The dispute erupted following the publication by the Antimonopoly Committee on 1 July this year of a draft presidential decree abolishing preferential treatment for a whole series of Uzbek enterprises. The document contained a point setting out the abolition of Uzmetkombinat and Uzvtortsvetmet’s monopsony (exclusive purchase rights) on metal scraps.
The management of Uzmetkombinat categorically refused to agree to such a proposal. According to company heads, such a decision could lead to the collapse of the whole sector. They argued that abolishing their monopoly will lead to a 186% rise in raw materials imports in a year and expenditure on buying metals from abroad will increase from $197m to $367m. This will result in a drop in the company’s profitability and a sharp fall in government revenue. The Antimonopoly Committee’s plans, Uzmetkombinat argues, will lead to the company’s collapse and, consequently, to the collapse of the entire city of Bekabad along with its 120,000 inhabitants.

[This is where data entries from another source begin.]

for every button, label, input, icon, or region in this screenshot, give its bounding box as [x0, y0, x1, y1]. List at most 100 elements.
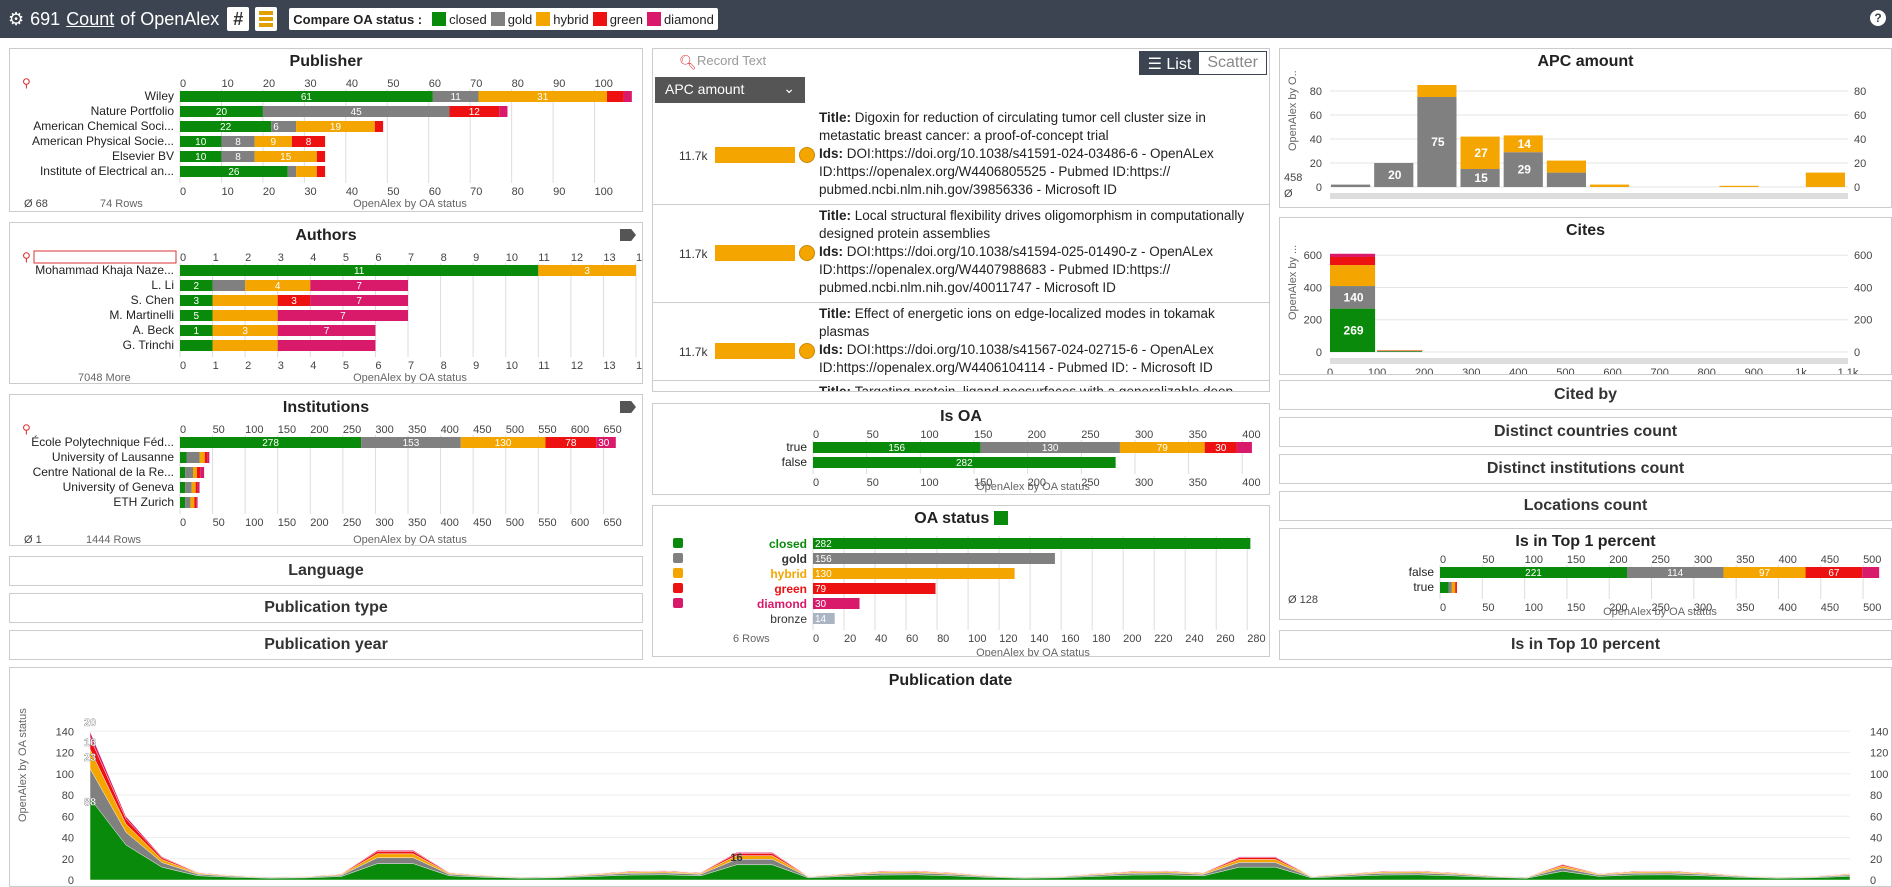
row-label: gold — [782, 552, 807, 566]
publication-date-chart[interactable]: 0 0 20 20 40 40 60 60 80 80 100 100 120 120 140 140 Open… — [10, 692, 1892, 887]
tick-label: 0 — [68, 875, 74, 887]
publication-type-panel[interactable]: Publication type — [9, 593, 643, 623]
institutions-chart[interactable]: 0 0 50 50 100 100 150 150 200 200 250 250 300 300 350 3… — [10, 417, 643, 546]
tick-label: 650 — [603, 517, 621, 529]
bar-value-label: 278 — [262, 438, 279, 449]
bar-value-label: 269 — [1344, 323, 1364, 337]
status-dot — [799, 245, 815, 261]
publisher-chart[interactable]: 0 0 10 10 20 20 30 30 40 40 50 50 60 60 70 70 80 80 90 90 10… — [10, 71, 643, 211]
peak-label: 16 — [84, 737, 96, 749]
tick-label: 0 — [1440, 602, 1446, 614]
tick-label: 300 — [1135, 477, 1153, 489]
row-label: Centre National de la Re... — [33, 465, 174, 479]
row-label: bronze — [770, 612, 807, 626]
legend-closed[interactable]: closed — [449, 12, 487, 27]
scatter-view-button[interactable]: Scatter — [1199, 52, 1266, 74]
record-text: Title: Targeting protein–ligand neosurfa… — [819, 384, 1234, 392]
panel-title: Is OA — [940, 408, 982, 425]
area-series — [89, 731, 1851, 881]
hash-button[interactable]: # — [227, 7, 250, 31]
record-item[interactable]: Title: Targeting protein–ligand neosurfa… — [653, 381, 1269, 392]
top1-chart[interactable]: 0050501001001501502002002502503003003503… — [1280, 549, 1892, 619]
tick-label: 100 — [1525, 554, 1543, 566]
tick-label: 7k — [1626, 206, 1638, 208]
cited-by-panel[interactable]: Cited by — [1279, 380, 1892, 410]
record-item[interactable]: 11.7k Title: Digoxin for reduction of cir… — [653, 107, 1269, 205]
bar-value-label: 22 — [220, 122, 232, 133]
count-dropdown[interactable]: Count — [66, 9, 114, 30]
tick-label: 4 — [310, 252, 316, 264]
tick-label: 240 — [1185, 633, 1203, 645]
of-openalex-label: of OpenAlex — [120, 8, 220, 29]
language-panel[interactable]: Language — [9, 556, 643, 586]
distinct-countries-panel[interactable]: Distinct countries count — [1279, 417, 1892, 447]
bar-value-label: 14 — [815, 614, 827, 625]
tick-label: 13 — [603, 360, 615, 372]
publication-date-panel: Publication date 0 0 20 20 40 40 60 60 80 80 100 10… — [9, 667, 1892, 887]
record-item[interactable]: 11.7k Title: Local structural flexibility… — [653, 205, 1269, 303]
bar-segment — [212, 310, 278, 321]
tick-label: 0 — [1440, 554, 1446, 566]
distinct-institutions-panel[interactable]: Distinct institutions count — [1279, 454, 1892, 484]
tick-label: 20 — [263, 78, 275, 90]
record-search-input[interactable]: Record Text — [697, 53, 766, 68]
histogram-bar — [1719, 185, 1759, 187]
tick-label: 500 — [506, 517, 524, 529]
institutions-panel: Institutions 0 0 50 50 100 100 150 150 200 200 250… — [9, 394, 643, 546]
record-item[interactable]: 11.7k Title: Effect of energetic ions on … — [653, 303, 1269, 381]
bar-segment — [196, 467, 201, 478]
locations-count-panel[interactable]: Locations count — [1279, 491, 1892, 521]
compare-oa-legend[interactable]: Compare OA status : closed gold hybrid g… — [289, 8, 718, 30]
legend-diamond[interactable]: diamond — [664, 12, 714, 27]
bar-segment — [1455, 582, 1457, 593]
tick-label: 1k — [1367, 206, 1379, 208]
tick-label: 140 — [1030, 633, 1048, 645]
y-axis-label: OpenAlex by ... — [1287, 245, 1299, 320]
bar-value-label: 45 — [351, 107, 363, 118]
list-view-button[interactable]: ☰ List — [1139, 52, 1200, 74]
tick-label: 40 — [1870, 833, 1882, 845]
gear-icon[interactable]: ⚙ — [8, 9, 24, 30]
tick-label: 10 — [221, 78, 233, 90]
tick-label: 20 — [1870, 854, 1882, 866]
tick-label: 10 — [506, 252, 518, 264]
legend-swatch-hybrid — [536, 12, 551, 26]
tick-label: 0 — [1327, 367, 1333, 375]
tick-label: 8 — [441, 252, 447, 264]
record-amount-bar — [715, 245, 795, 261]
bar-value-label: 75 — [1431, 135, 1445, 149]
tick-label: 0 — [180, 186, 186, 198]
search-icon: ⚲ — [22, 250, 31, 264]
bar-value-label: 61 — [301, 92, 313, 103]
authors-chart[interactable]: 0011223344556677889910101111121213131414… — [10, 245, 643, 384]
legend-hybrid[interactable]: hybrid — [553, 12, 588, 27]
bar — [813, 553, 1055, 564]
apc-chart[interactable]: 0 0 20 20 40 40 60 60 80 80 20 75 15 27 29 14 0 1k 2k 3k 4k 5… — [1280, 71, 1892, 208]
tick-label: 10k — [1753, 206, 1771, 208]
bar-value-label: 7 — [340, 311, 346, 322]
peak-label: 16 — [730, 852, 742, 864]
legend-green[interactable]: green — [610, 12, 643, 27]
tick-label: 100 — [920, 477, 938, 489]
bar-segment — [287, 166, 297, 177]
stack-chart-button[interactable] — [255, 7, 278, 31]
tick-label: 200 — [1028, 429, 1046, 441]
publication-year-panel[interactable]: Publication year — [9, 630, 643, 660]
view-toggle: ☰ List Scatter — [1138, 51, 1267, 75]
tick-label: 2 — [245, 360, 251, 372]
bar-value-label: 156 — [815, 554, 832, 565]
legend-swatch-diamond — [646, 12, 661, 26]
legend-gold[interactable]: gold — [508, 12, 533, 27]
sort-dropdown[interactable]: APC amount ⌄ — [655, 77, 805, 103]
top10-panel[interactable]: Is in Top 10 percent — [1279, 630, 1892, 660]
is-oa-chart[interactable]: 0050501001001501502002002502503003003503… — [653, 424, 1270, 494]
help-icon[interactable]: ? — [1870, 10, 1886, 26]
bar-value-label: 1 — [194, 326, 200, 337]
status-checkbox — [673, 553, 683, 563]
cites-chart[interactable]: 0 0200 200400 400600 6002691400 100 200 300 400 5… — [1280, 240, 1892, 375]
tick-label: 9 — [473, 252, 479, 264]
bar-value-label: 114 — [1667, 568, 1683, 579]
histogram-bar — [1590, 184, 1630, 187]
row-label: S. Chen — [131, 293, 174, 307]
oa-status-chart[interactable]: 0 20 40 60 80 100 120 140 160 180 200 220 240 260 280 c… — [653, 528, 1270, 656]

The draft decree’s authors responded with their own counterarguments. Due to the artificially low purchase prices set by the monopolists, they argue, a black market has emerged in the country, in which businesses buy up metal scraps from the public at their real cost, close to global market prices. As a result, Uzmetkombinat imports up to 40% of its raw materials. Besides this, untransparent purchasing mechanisms have led to the company paying prices 1.3 times higher than those paid for equivalent products by its competitors.
The AMC argues that removing the artificial barriers and legalising purchases by private enterprises is the only way to get rid of the black market and increase the amount of metal in circulation. The agency added that private metal production companies that have sprung up recently and do not enjoy Uzmetkombinat’s many years of government preferences have nevertheless shown good performance. “The creation of ‘greenhouse’ conditions for just one metallurgy enterprise simply because it is a major producer and possesses infrastructure and procedures accumulated over many years is an unjustifiable decision that slows down the development of the market,” the AMC’s response states.
Uzmetkombinat is the only Uzbek enterprise that has openly entered into an argument with the Antimonopoly Committee over the new draft decree on abolishing preferential treatment, although the AMC's plan’s will have an important impact on dozens of major companies and organisations. These include cotton sector firm Uzbekipaksanoat, the National Bank, Akfa University, the National Guard, Uzbekinvest, Davlat Belgisi and others.